名古屋大学(名大)は5月28日、窒素と水素ガスとプラズマを用いることで、GaN半導体生産の課題だった高品質化と低コスト化を実現できる新しい結晶成長法のラジカル支援有機金属化学気相成長法を開発したことを発表した。

これまで「窒化ガリウム」(GaN)半導体の結晶成長には、有毒なアンモニアを使用し、成長温度も1150℃以上とエネルギー消費が大きい有機金属化学気相成長法が利用されてきたが、それに代わる成長法となるとしている。

同成果は、名大 低温プラズマ科学研究センターの堀勝特任教授、同・石川健治教授、同・ダシヤン・アルン・クマール特任講師らの研究チームによるもの。詳細は、英オンライン総合学術誌「Scientific Reports」に掲載された。

  • REMOCVD法の概略図

    REMOCVD法の概略図(出所:名大プレスリリースPDF)

発電所から家庭までの送電網における電力ロスの低減や、鉄道車両や電気自動車などに搭載されるモーターの電力効率の向上などをさらに突き詰めるには、パワー半導体の性能向上が必須である。現在は安価なことからシリコンを用いたものも多いが、本来同元素は電気抵抗が高い物質であり、厳密にはあまりパワー半導体に適しているとはいえない。
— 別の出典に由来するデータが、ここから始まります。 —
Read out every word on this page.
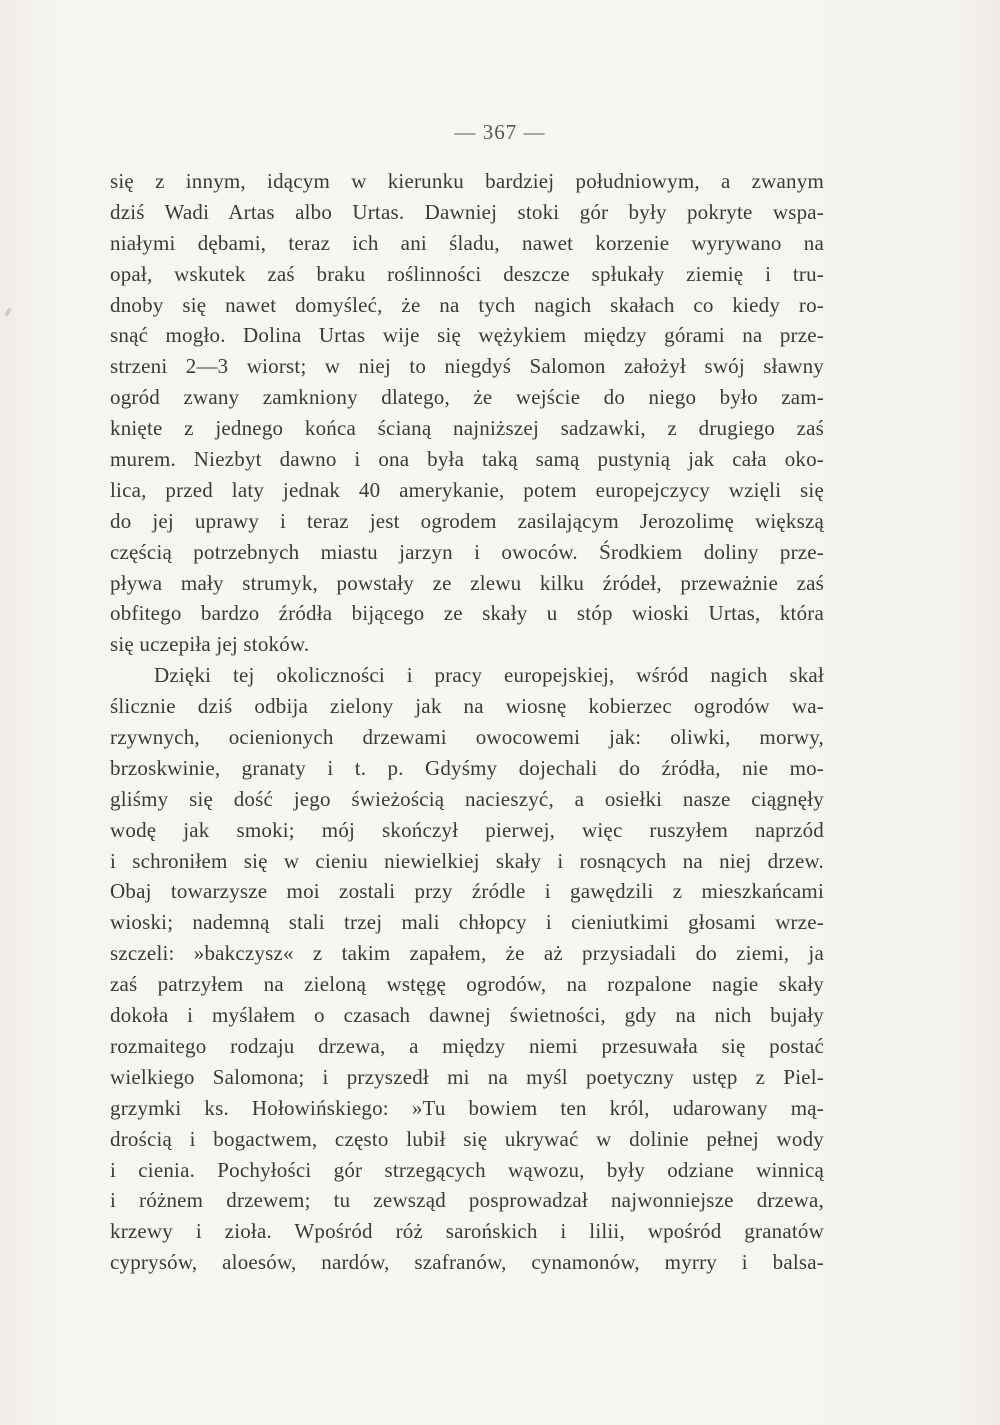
— 367 —
się z innym, idącym w kierunku bardziej południowym, a zwanym
dziś Wadi Artas albo Urtas. Dawniej stoki gór były pokryte wspa-
niałymi dębami, teraz ich ani śladu, nawet korzenie wyrywano na
opał, wskutek zaś braku roślinności deszcze spłukały ziemię i tru-
dnoby się nawet domyśleć, że na tych nagich skałach co kiedy ro-
snąć mogło. Dolina Urtas wije się wężykiem między górami na prze-
strzeni 2—3 wiorst; w niej to niegdyś Salomon założył swój sławny
ogród zwany zamkniony dlatego, że wejście do niego było zam-
knięte z jednego końca ścianą najniższej sadzawki, z drugiego zaś
murem. Niezbyt dawno i ona była taką samą pustynią jak cała oko-
lica, przed laty jednak 40 amerykanie, potem europejczycy wzięli się
do jej uprawy i teraz jest ogrodem zasilającym Jerozolimę większą
częścią potrzebnych miastu jarzyn i owoców. Środkiem doliny prze-
pływa mały strumyk, powstały ze zlewu kilku źródeł, przeważnie zaś
obfitego bardzo źródła bijącego ze skały u stóp wioski Urtas, która
się uczepiła jej stoków.
Dzięki tej okoliczności i pracy europejskiej, wśród nagich skał
ślicznie dziś odbija zielony jak na wiosnę kobierzec ogrodów wa-
rzywnych, ocienionych drzewami owocowemi jak: oliwki, morwy,
brzoskwinie, granaty i t. p. Gdyśmy dojechali do źródła, nie mo-
gliśmy się dość jego świeżością nacieszyć, a osiełki nasze ciągnęły
wodę jak smoki; mój skończył pierwej, więc ruszyłem naprzód
i schroniłem się w cieniu niewielkiej skały i rosnących na niej drzew.
Obaj towarzysze moi zostali przy źródle i gawędzili z mieszkańcami
wioski; nademną stali trzej mali chłopcy i cieniutkimi głosami wrze-
szczeli: »bakczysz« z takim zapałem, że aż przysiadali do ziemi, ja
zaś patrzyłem na zieloną wstęgę ogrodów, na rozpalone nagie skały
dokoła i myślałem o czasach dawnej świetności, gdy na nich bujały
rozmaitego rodzaju drzewa, a między niemi przesuwała się postać
wielkiego Salomona; i przyszedł mi na myśl poetyczny ustęp z Piel-
grzymki ks. Hołowińskiego: »Tu bowiem ten król, udarowany mą-
drością i bogactwem, często lubił się ukrywać w dolinie pełnej wody
i cienia. Pochyłości gór strzegących wąwozu, były odziane winnicą
i różnem drzewem; tu zewsząd posprowadzał najwonniejsze drzewa,
krzewy i zioła. Wpośród róż sarońskich i lilii, wpośród granatów
cyprysów, aloesów, nardów, szafranów, cynamonów, myrry i balsa-
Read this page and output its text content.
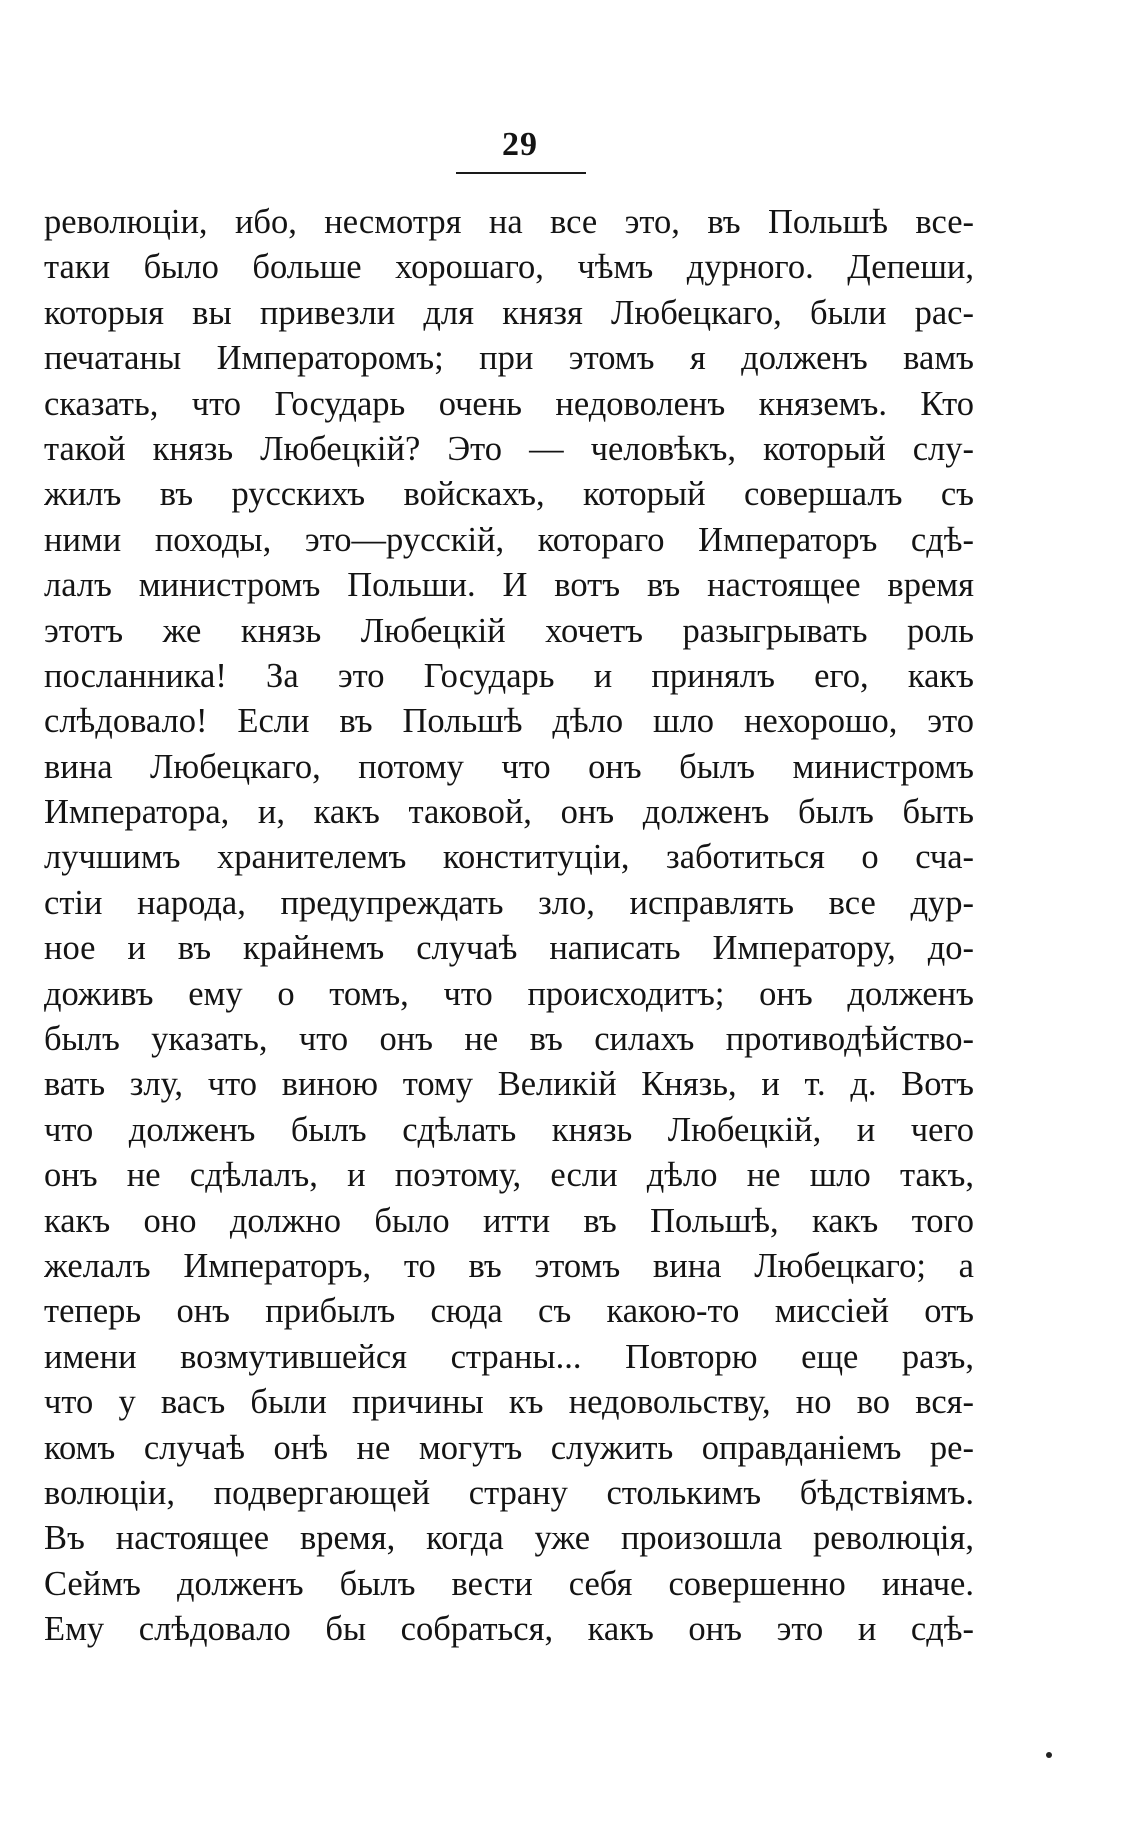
29
революціи, ибо, несмотря на все это, въ Польшѣ все-
таки было больше хорошаго, чѣмъ дурного. Депеши,
которыя вы привезли для князя Любецкаго, были рас-
печатаны Императоромъ; при этомъ я долженъ вамъ
сказать, что Государь очень недоволенъ княземъ. Кто
такой князь Любецкій? Это — человѣкъ, который слу-
жилъ въ русскихъ войскахъ, который совершалъ съ
ними походы, это—русскій, котораго Императоръ сдѣ-
лалъ министромъ Польши. И вотъ въ настоящее время
этотъ же князь Любецкій хочетъ разыгрывать роль
посланника! За это Государь и принялъ его, какъ
слѣдовало! Если въ Польшѣ дѣло шло нехорошо, это
вина Любецкаго, потому что онъ былъ министромъ
Императора, и, какъ таковой, онъ долженъ былъ быть
лучшимъ хранителемъ конституціи, заботиться о сча-
стіи народа, предупреждать зло, исправлять все дур-
ное и въ крайнемъ случаѣ написать Императору, до-
доживъ ему о томъ, что происходитъ; онъ долженъ
былъ указать, что онъ не въ силахъ противодѣйство-
вать злу, что виною тому Великій Князь, и т. д. Вотъ
что долженъ былъ сдѣлать князь Любецкій, и чего
онъ не сдѣлалъ, и поэтому, если дѣло не шло такъ,
какъ оно должно было итти въ Польшѣ, какъ того
желалъ Императоръ, то въ этомъ вина Любецкаго; а
теперь онъ прибылъ сюда съ какою-то миссіей отъ
имени возмутившейся страны... Повторю еще разъ,
что у васъ были причины къ недовольству, но во вся-
комъ случаѣ онѣ не могутъ служить оправданіемъ ре-
волюціи, подвергающей страну столькимъ бѣдствіямъ.
Въ настоящее время, когда уже произошла революція,
Сеймъ долженъ былъ вести себя совершенно иначе.
Ему слѣдовало бы собраться, какъ онъ это и сдѣ-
そこで、よりパワー半導体向きの炭化ケイ素(SiC)と共に、利用が進んできているのがGaNである。

GaNは、シリコンを1とした際のパワー半導体材料の適性を示す指標である「バリガ性能指数」では930とされ(もっと低い値や逆に数千という値も発表されていてまちまちだが、シリコンの数百倍から1000倍は性能が高いのは間違いない)、その活用が期待されているが、まだ改善すべき点もあり、その1つが結晶を成長させるための手法だ。

これまでGaN半導体の製造には、有機金属化学気相成長(MOCVD)法が用いられてきた。しかしMOCVD法は、人体に有毒なアンモニアガスを大量に使用する上に、成長温度が1150℃以上と高温のためにエネルギー消費が多い。その結果として、高品質化とコスト低減に課題を抱えており、より普及させるための障害になっているという。そこで研究チームは今回、そうした課題を克服するため、低温プラズマが用いた窒素/水素ラジカルを利用する新しい結晶成長法を開発することにしたとする。

今回開発されたラジカル支援有機金属化学気相成長(REMOCVD)法では、アンモニアガスは使用せず、窒素と水素ガスを用いる。しかも、約800℃というMOCVD法よりも低温でmotteGaN半導体を高速成長させるというものだ。MOCVD法に代替えできる新規な結晶成長法であり、GaN半導体デバイスの低コスト化、高品質化につながることが期待されるという。

これまで、バリガ性能指数では500(こちらも数値がまちまち)と、潜在能力的にはGaNよりも低いにも関わらず、大電流を扱えるなど(現状ではシリコンに比べれば劣るが)の理由から、SiCの方がGaNをリードしているとされている。しかし、それも今回開発されたREMOCVD法を用いて高品質化とコスト低減の課題をクリアできれば、SiC半導体よりも変換効率が高いパワー半導体の進展が加速することが期待されるとしている。